Chocolate Dipped Oat Cookies
These chocolate dipped oat cookies are the perfect tea time treat! They’re so quick to throw together and you only need 5 simple ingredients for the cookies – but still look and taste amazing. The texture is soft and chewy and dipping them in melted chocolate really takes them to the next level. Imagine a chocolate hob nob but better, made with naturally delicious ingredients. We sprinkled some of ours with chopped nuts for an extra crunch but you can get as creative as you want with the toppings! The chopped nuts, oats and chocolate combination is pure heaven.
There are so many other cookie recipes where this came from! If you like these why not try our Gooey Caramel Cookies or our Salted Peanut Chocolate Chip Cookies
Don't forget to tag us in your recreations so we can share them @livias
Prep: 20 minutes + 20 minutes
Cook: 12 minutes
Total: 52 minutes
- 130g cashew butter (1/2 cup)
20g melted coconut oil (2 tbsp)
125ml maple syrup (1/2 cup)
170g porridge oats (2 cups)
A pinch of salt
- 100g melted chocolate
2 tbsp chopped nuts of your choice
- Makes 12 cookies.
- Pre-heat the oven to 180 degrees Celsius/350 degrees Fahrenheit.
- Mix all of the cookie ingredients in a bowl until they’re combined. Divide by 12 and shape into cookies.

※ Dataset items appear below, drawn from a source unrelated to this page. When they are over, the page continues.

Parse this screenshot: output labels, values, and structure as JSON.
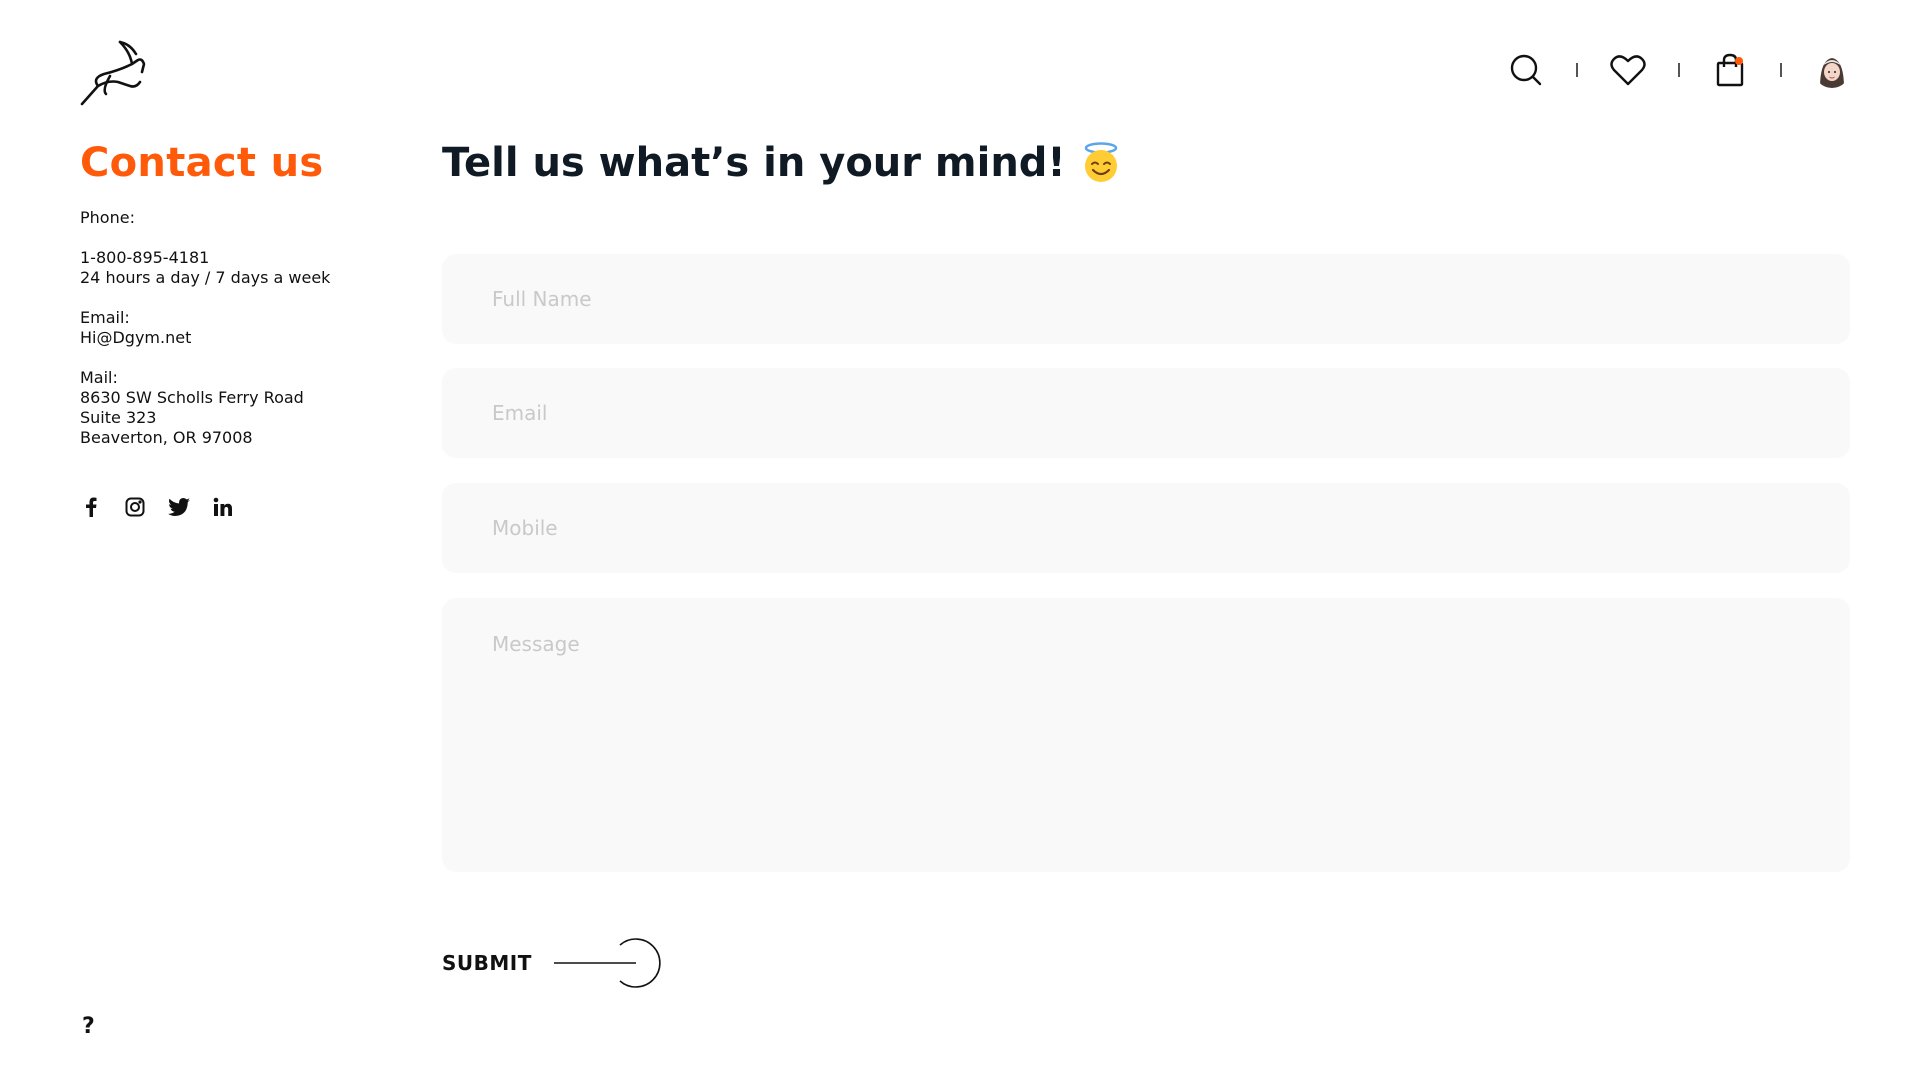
{
  "brand": {
    "logo_icon": "gazelle-logo-icon"
  },
  "header": {
    "icons": [
      "search-icon",
      "heart-icon",
      "shopping-bag-icon",
      "avatar"
    ],
    "cart_badge_color": "#ff5a0a"
  },
  "contact": {
    "title": "Contact us",
    "phone_label": "Phone:",
    "phone_number": "1-800-895-4181",
    "phone_hours": "24 hours a day / 7 days a week",
    "email_label": "Email:",
    "email_value": "Hi@Dgym.net",
    "mail_label": "Mail:",
    "mail_line1": "8630 SW Scholls Ferry Road",
    "mail_line2": "Suite 323",
    "mail_line3": "Beaverton, OR 97008",
    "socials": [
      "facebook-icon",
      "instagram-icon",
      "twitter-icon",
      "linkedin-icon"
    ]
  },
  "help_label": "?",
  "form": {
    "heading": "Tell us what’s in your mind!",
    "heading_emoji": "smiling-face-with-halo-icon",
    "full_name_placeholder": "Full Name",
    "email_placeholder": "Email",
    "mobile_placeholder": "Mobile",
    "message_placeholder": "Message",
    "submit_label": "SUBMIT"
  },
  "colors": {
    "accent": "#ff5a0a",
    "field_bg": "#f9f9f9",
    "heading": "#0f1a24"
  }
}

- Place the cookies on a lined tray and bake for 12 minutes until they’re golden. Leave them to cool completely before decorating.
- Melt the chocolate on a low heat and dip each cookie in it. Place the dipped cookies back on the lined tray and drizzle the leftover chocolate on top of them. Sprinkle the chopped nuts on the chocolate and leave until the chocolate has hardened (they’ll have to be left in the fridge if the room is hot).
- Enjoy straight away or keep in an airtight container for up to 4 days.